Ce n’est pas un hasard.
Croteau lui-même explique à TVA Sports qu’il vient de vivre son premier été d’entraînement complet depuis longtemps. Nutrition, sommeil, préparation physique : il a tout monté d’un cran. Son entraîneur parle d’une transformation corporelle complète, d’un athlète devenu méthodique, structuré, beaucoup plus rigoureux dans son approche quotidienne.
Ç'a été le 1er gardien repêché sous l'ère Gorton-Hughes et Lapointe-Bobrov. Puis on l'a oublié.
— Nicolas Cloutier (@NCloutierTVA) February 10, 2026
Emmett Croteau est en pleine éclosion cette saison devant le filet de Dartmouth College.
Vincent Riendeau et Marco Marciano continuent à le surveiller de près.…
Et surtout : plus mature.
Parce que le talent n’a jamais été le problème. C’était l’émotion. L’intensité brute. Ce feu intérieur qui débordait parfois, au point d’amener un nombre anormal de minutes de pénalité pour un gardien. Aujourd’hui, il apprend à canaliser ça. À rester dans le moment. À jouer avec un sourire, littéralement, comme il l’a raconté après avoir stoppé sept tireurs consécutifs en fusillade un soir de janvier.
Ce n’est plus un projet brouillon.
C’est un projet qui prend forme.
Des recruteurs indépendants voient maintenant en lui, au minimum, un futur gardien solide de Ligue américaine.

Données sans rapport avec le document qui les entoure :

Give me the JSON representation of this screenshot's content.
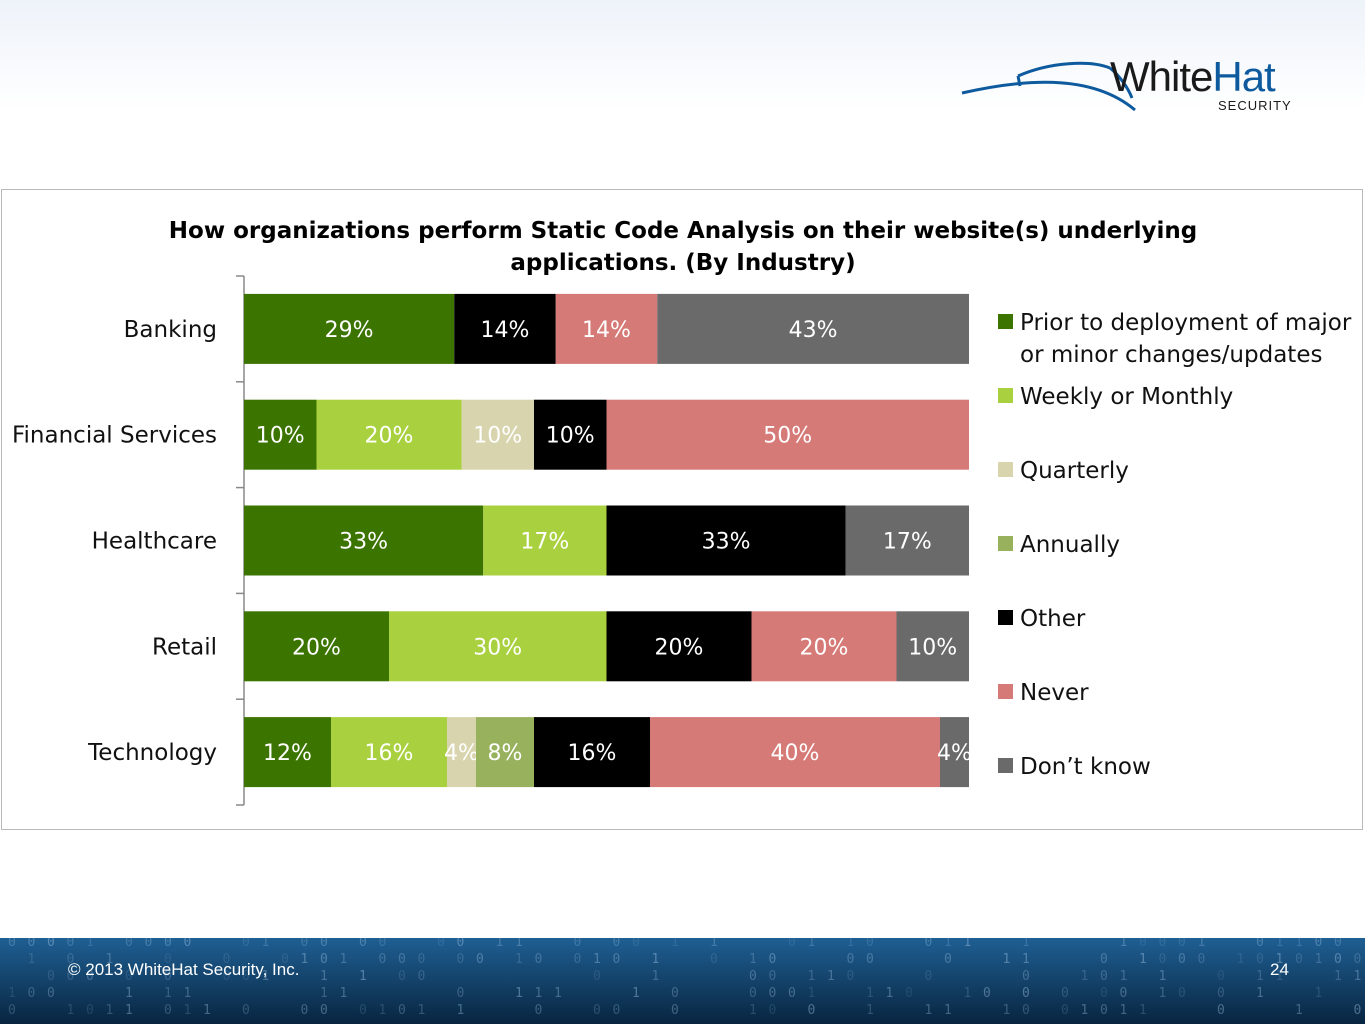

Dans un scénario optimiste, un auxiliaire crédible dans la LNH. Pour un choix tardif, c’est une valeur énorme de savoir qu'il va devenir professionnel.
Son entraîneur des gardiens à Dartmouth, Jason Tapp, confirme la transformation au journaliste Nicolas Cloutier :
« Em est devenu beaucoup plus rigoureux dans son approche. Il n’avait pas pu s’entraîner pleinement les deux étés précédents. Il a littéralement reconstruit son corps. »
Ultra compétitif de nature, Croteau reconnaît avoir dû apprendre à mieux gérer ses émotions, un aspect qui lui avait coûté cher plus tôt dans sa carrière, avec un nombre inhabituel de minutes de pénalité pour un gardien.
« Ça brûle à l’intérieur de lui », résume Tapp, qui parle d’une fine ligne entre intensité et débordement.
Le jeune portier travaille aussi régulièrement avec Jen Wheaton, une spécialiste en méditation qui a déjà accompagné Carey Price.
Croteau explique qu’elle l’aide à rester présent dans le moment :
« Je lui parle sur une base mensuelle. Il y a un moi sur la glace, un autre à l’extérieur, mais il faut un équilibre entre les deux. Je dois être dans l’instant et avoir du plaisir. »
Un recruteur de la USHL, qui était jadis sceptique, observe aujourd’hui une nette progression : meilleure lecture du jeu, mobilité accrue, même s’il note encore une posture parfois trop large et quelques mouvements superflus. Jason Tapp abonde dans le même sens :
« Quand je le suivais avant, il était agile et intelligent, mais il avait besoin de structure. Son jeu de pieds était instable. Maintenant, il a des fondations. »
Pour un choix de 6e ronde... c'est incroyable...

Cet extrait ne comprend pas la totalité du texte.